Sembcorp noted that the past nine months have been challenging for the Singapore energy business, and conditions will likely remain tough in the months ahead, due to continued intense competition in the power market and low oil prices.
However, with the expected completion of the divestment of its Australian waste management joint venture in the fourth quarter of this year, the utilities business should deliver a better performance overall for this year than last year,Sembcorp said.
Turnover in the marine business fell in the third quarter and the first nine months of the year as well, as some customers decided to defer taking delivery of jackup rigs that they had ordered in better times.
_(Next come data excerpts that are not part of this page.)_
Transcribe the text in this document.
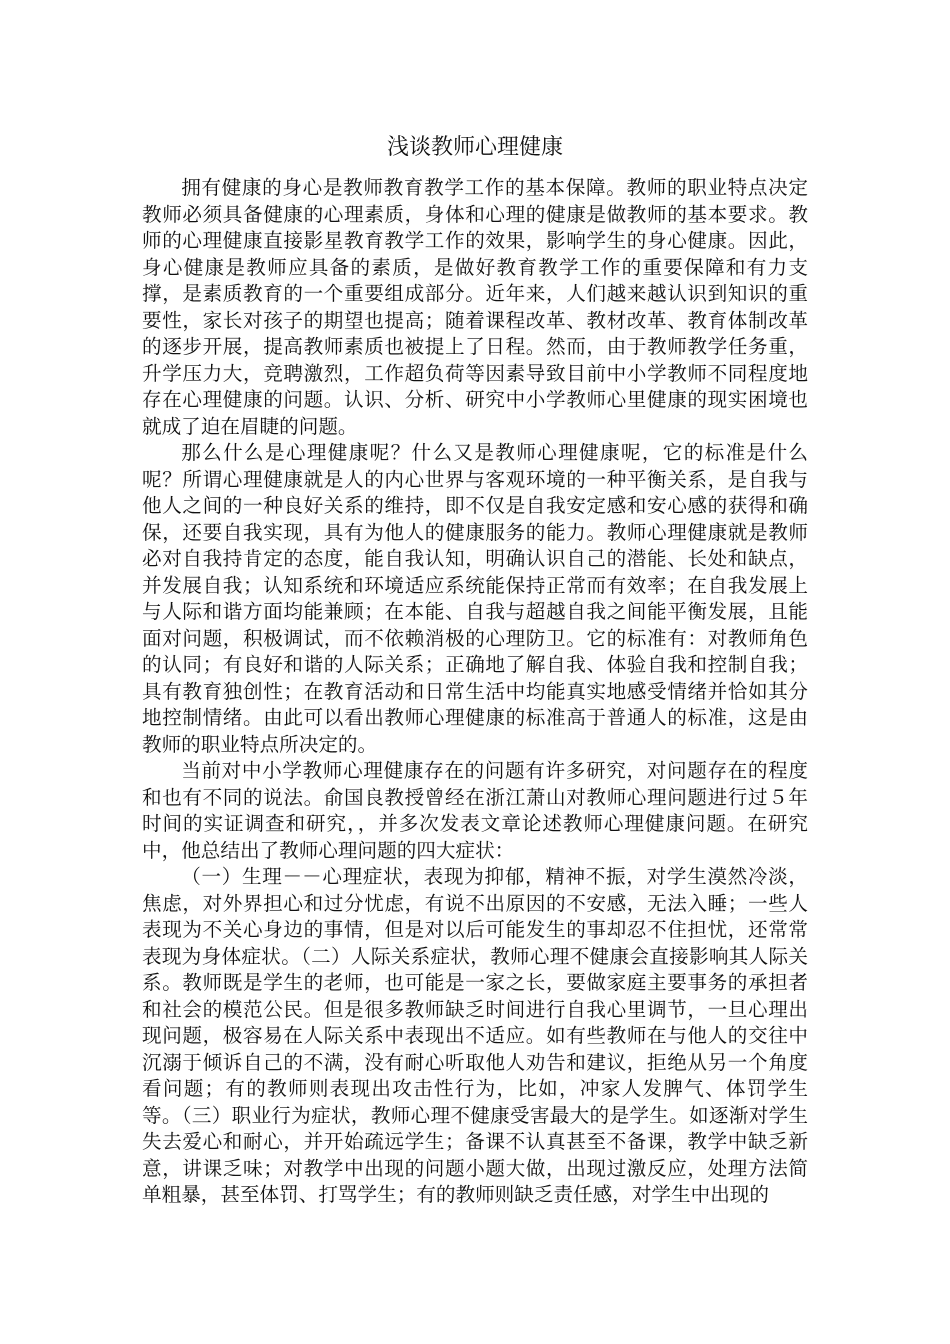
浅谈教师心理健康

拥有健康的身心是教师教育教学工作的基本保障。教师的职业特点决定教师必须具备健康的心理素质，身体和心理的健康是做教师的基本要求。教师的心理健康直接影星教育教学工作的效果，影响学生的身心健康。因此，身心健康是教师应具备的素质，是做好教育教学工作的重要保障和有力支撑，是素质教育的一个重要组成部分。近年来，人们越来越认识到知识的重要性，家长对孩子的期望也提高；随着课程改革、教材改革、教育体制改革的逐步开展，提高教师素质也被提上了日程。然而，由于教师教学任务重，升学压力大，竞聘激烈，工作超负荷等因素导致目前中小学教师不同程度地存在心理健康的问题。认识、分析、研究中小学教师心里健康的现实困境也就成了迫在眉睫的问题。

那么什么是心理健康呢？什么又是教师心理健康呢，它的标准是什么呢？所谓心理健康就是人的内心世界与客观环境的一种平衡关系，是自我与他人之间的一种良好关系的维持，即不仅是自我安定感和安心感的获得和确保，还要自我实现，具有为他人的健康服务的能力。教师心理健康就是教师必对自我持肯定的态度，能自我认知，明确认识自己的潜能、长处和缺点，并发展自我；认知系统和环境适应系统能保持正常而有效率；在自我发展上与人际和谐方面均能兼顾；在本能、自我与超越自我之间能平衡发展，且能面对问题，积极调试，而不依赖消极的心理防卫。它的标准有：对教师角色的认同；有良好和谐的人际关系；正确地了解自我、体验自我和控制自我；具有教育独创性；在教育活动和日常生活中均能真实地感受情绪并恰如其分地控制情绪。由此可以看出教师心理健康的标准高于普通人的标准，这是由教师的职业特点所决定的。

当前对中小学教师心理健康存在的问题有许多研究，对问题存在的程度和也有不同的说法。俞国良教授曾经在浙江萧山对教师心理问题进行过５年时间的实证调查和研究，，并多次发表文章论述教师心理健康问题。在研究中，他总结出了教师心理问题的四大症状：

（一）生理－－心理症状，表现为抑郁，精神不振，对学生漠然冷淡，焦虑，对外界担心和过分忧虑，有说不出原因的不安感，无法入睡；一些人表现为不关心身边的事情，但是对以后可能发生的事却忍不住担忧，还常常表现为身体症状。（二）人际关系症状，教师心理不健康会直接影响其人际关系。教师既是学生的老师，也可能是一家之长，要做家庭主要事务的承担者和社会的模范公民。但是很多教师缺乏时间进行自我心里调节，一旦心理出现问题，极容易在人际关系中表现出不适应。如有些教师在与他人的交往中沉溺于倾诉自己的不满，没有耐心听取他人劝告和建议，拒绝从另一个角度看问题；有的教师则表现出攻击性行为，比如，冲家人发脾气、体罚学生等。（三）职业行为症状，教师心理不健康受害最大的是学生。如逐渐对学生失去爱心和耐心，并开始疏远学生；备课不认真甚至不备课，教学中缺乏新意，讲课乏味；对教学中出现的问题小题大做，出现过激反应，处理方法简单粗暴，甚至体罚、打骂学生；有的教师则缺乏责任感，对学生中出现的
This meant that revenue recognition had to be suspended for several rigbuilding contracts, Sembcorp said.
The firm also recorded lower average revenue per repair vessel, despite an increase in the number of ships repaired. "Low oil prices and the oversupply situation in the global offshore exploration segment continue to weigh on offshore rig utilisation and charter rates," Sembcorp noted.
However, although the immediate operating environment in the offshore rigbuilding industry remains "very challenging", the business remains focused on the timely and effective execution of its current orderbook and efficient working capital management, it added.
Earnings per share fell to 6.29 cents in the third quarter, from 10.86 cents in the same period a year earlier.
Net asset value per share grew from $3.15 at the end of December last year to $3.64 at the end of last month.
"While current market conditions are challenging, Sembcorp remains committed to delivering long-term value and growth," said chief executive Tang Kin Fei.
"In the quarter, we continued to achieve milestones in our overseas growth strategy.
"At the same time, we continue to unlock value for shareholders through divestments which provide us with additional resources to invest in businesses and markets with high growth potential, in line with our focus on the energy and water sectors."
Sembcorp shares fell three cents to $3.58 yesterday.